Lang is the head groundsman at AAMI Park, designated Melbourne Rectangular Stadium as host venue of the 2015 AFC Asian Cup’s opening match, one if its quarter-finals and a number of group-stage matches.
“[Getting the pitch to look like that] is all about the direction of the grass when being mown or rolled,” he told Goal.com.
“The light stripes are always laying away from you as the light reflects off the back of the plant. The dark pattern is always laying towards you as it creates a shadow.
“In effect, if you were to stand in the middle of a pattern it would change colour depending on what direction you look at it.” While grounds-keeping is most definitely a science, pitch patterning is more of an art. “There was a sporting event a couple of years ago that had a map of Australia mown into the pitch,” says Lang.
Will he be rolling out something similar for Australia’s first match, against Kuwait on January 9? Unfortunately for the Socceroos, he’s not even able to prepare the pitch to the home side’s advantage (unlike every cricket oval curator in the world).
“Like every other international team, the Socceroos have their ideal requirements.
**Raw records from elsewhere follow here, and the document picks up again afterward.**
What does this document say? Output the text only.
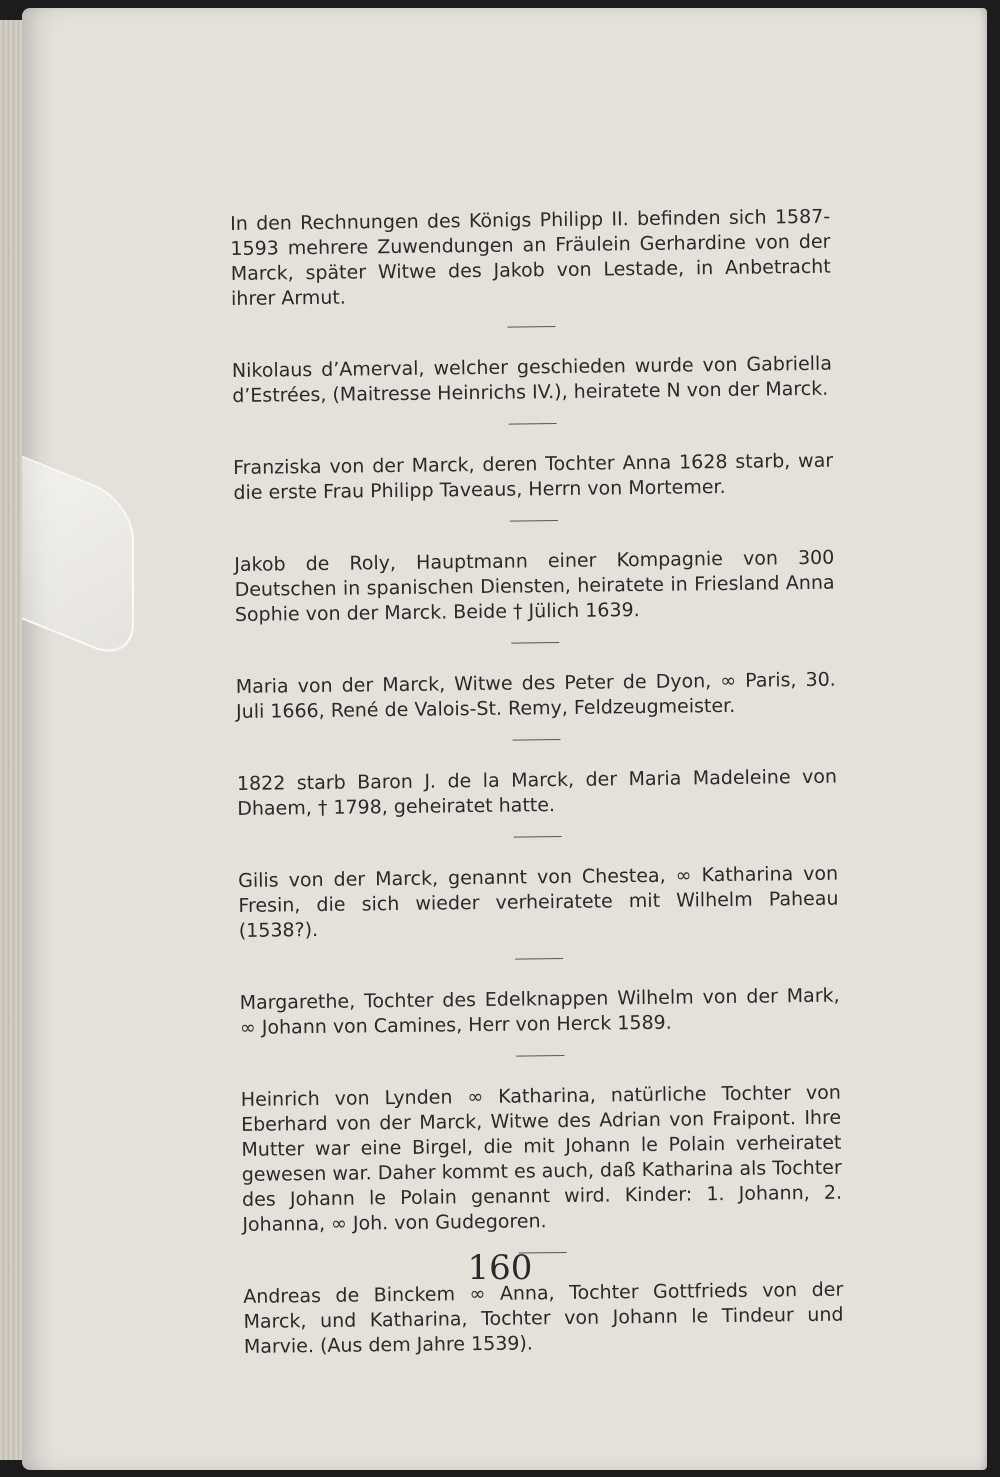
In den Rechnungen des Königs Philipp II. befinden sich 1587-1593 mehrere Zuwendungen an Fräulein Gerhardine von der Marck, später Witwe des Jakob von Lestade, in Anbetracht ihrer Armut.

Nikolaus d’Amerval, welcher geschieden wurde von Gabriella d’Estrées, (Maitresse Heinrichs IV.), heiratete N von der Marck.

Franziska von der Marck, deren Tochter Anna 1628 starb, war die erste Frau Philipp Taveaus, Herrn von Mortemer.

Jakob de Roly, Hauptmann einer Kompagnie von 300 Deutschen in spanischen Diensten, heiratete in Friesland Anna Sophie von der Marck. Beide † Jülich 1639.

Maria von der Marck, Witwe des Peter de Dyon, ∞ Paris, 30. Juli 1666, René de Valois-St. Remy, Feldzeugmeister.

1822 starb Baron J. de la Marck, der Maria Madeleine von Dhaem, † 1798, geheiratet hatte.

Gilis von der Marck, genannt von Chestea, ∞ Katharina von Fresin, die sich wieder verheiratete mit Wilhelm Paheau (1538?).

Margarethe, Tochter des Edelknappen Wilhelm von der Mark, ∞ Johann von Camines, Herr von Herck 1589.

Heinrich von Lynden ∞ Katharina, natürliche Tochter von Eberhard von der Marck, Witwe des Adrian von Fraipont. Ihre Mutter war eine Birgel, die mit Johann le Polain verheiratet gewesen war. Daher kommt es auch, daß Katharina als Tochter des Johann le Polain genannt wird. Kinder: 1. Johann, 2. Johanna, ∞ Joh. von Gudegoren.

Andreas de Binckem ∞ Anna, Tochter Gottfrieds von der Marck, und Katharina, Tochter von Johann le Tindeur und Marvie. (Aus dem Jahre 1539).

160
But with a big tournament like the Asian Cup, this is all regulated by the governing body.”
So will he also have to invoice Tim Cahill for repair costs every time he punches out one of your corner flags?
“If it means that Tim keeps on hitting the back of the net for the Socceroos, I will personally pay for any damaged corner flags at AAMI Park!”
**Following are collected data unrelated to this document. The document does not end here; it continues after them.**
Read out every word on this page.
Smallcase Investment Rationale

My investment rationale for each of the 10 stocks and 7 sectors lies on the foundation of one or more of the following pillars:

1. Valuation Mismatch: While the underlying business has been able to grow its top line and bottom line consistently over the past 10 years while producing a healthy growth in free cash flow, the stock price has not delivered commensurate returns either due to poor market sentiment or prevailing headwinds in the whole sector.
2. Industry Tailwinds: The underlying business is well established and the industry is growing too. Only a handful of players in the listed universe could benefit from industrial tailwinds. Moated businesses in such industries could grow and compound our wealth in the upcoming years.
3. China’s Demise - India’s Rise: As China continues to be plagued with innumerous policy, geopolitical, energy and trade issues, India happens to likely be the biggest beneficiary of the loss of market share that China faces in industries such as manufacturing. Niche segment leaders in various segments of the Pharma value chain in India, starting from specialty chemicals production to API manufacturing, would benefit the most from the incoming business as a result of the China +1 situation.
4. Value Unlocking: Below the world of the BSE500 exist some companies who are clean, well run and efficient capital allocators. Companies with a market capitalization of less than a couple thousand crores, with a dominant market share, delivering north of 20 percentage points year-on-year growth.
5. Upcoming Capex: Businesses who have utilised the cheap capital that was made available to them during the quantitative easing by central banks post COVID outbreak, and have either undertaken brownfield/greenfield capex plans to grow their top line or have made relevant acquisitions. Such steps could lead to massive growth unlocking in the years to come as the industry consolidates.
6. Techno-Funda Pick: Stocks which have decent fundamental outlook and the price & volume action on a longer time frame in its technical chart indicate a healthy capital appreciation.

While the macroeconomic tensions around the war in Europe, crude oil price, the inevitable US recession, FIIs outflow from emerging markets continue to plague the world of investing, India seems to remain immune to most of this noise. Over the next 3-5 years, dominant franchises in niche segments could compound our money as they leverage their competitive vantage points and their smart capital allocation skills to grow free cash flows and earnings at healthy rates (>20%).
Lang and his team - which bats ten deep - are responsible for a stadium that hosts football, rugby league and rugby union over the course of the year. It can make things tricky.
“This can be a juggle when both codes overlap seasons. Soccer requires a lower mowing height for good ball speed. With rugby they need a greater length for better pitch protection as they can do some damage.”
He’s also working in a city where the summers can be hot enough to kill a lawn or wet enough to bury it under inches of water. Yet the surface at AAMI Park never seems to wilt, no matter what challenge Mother Nature dishes up.
“With a free draining sand profile and a state of the art watering system this pitch will withstand anything that Melbourne’s unpredictable weather throws at us.”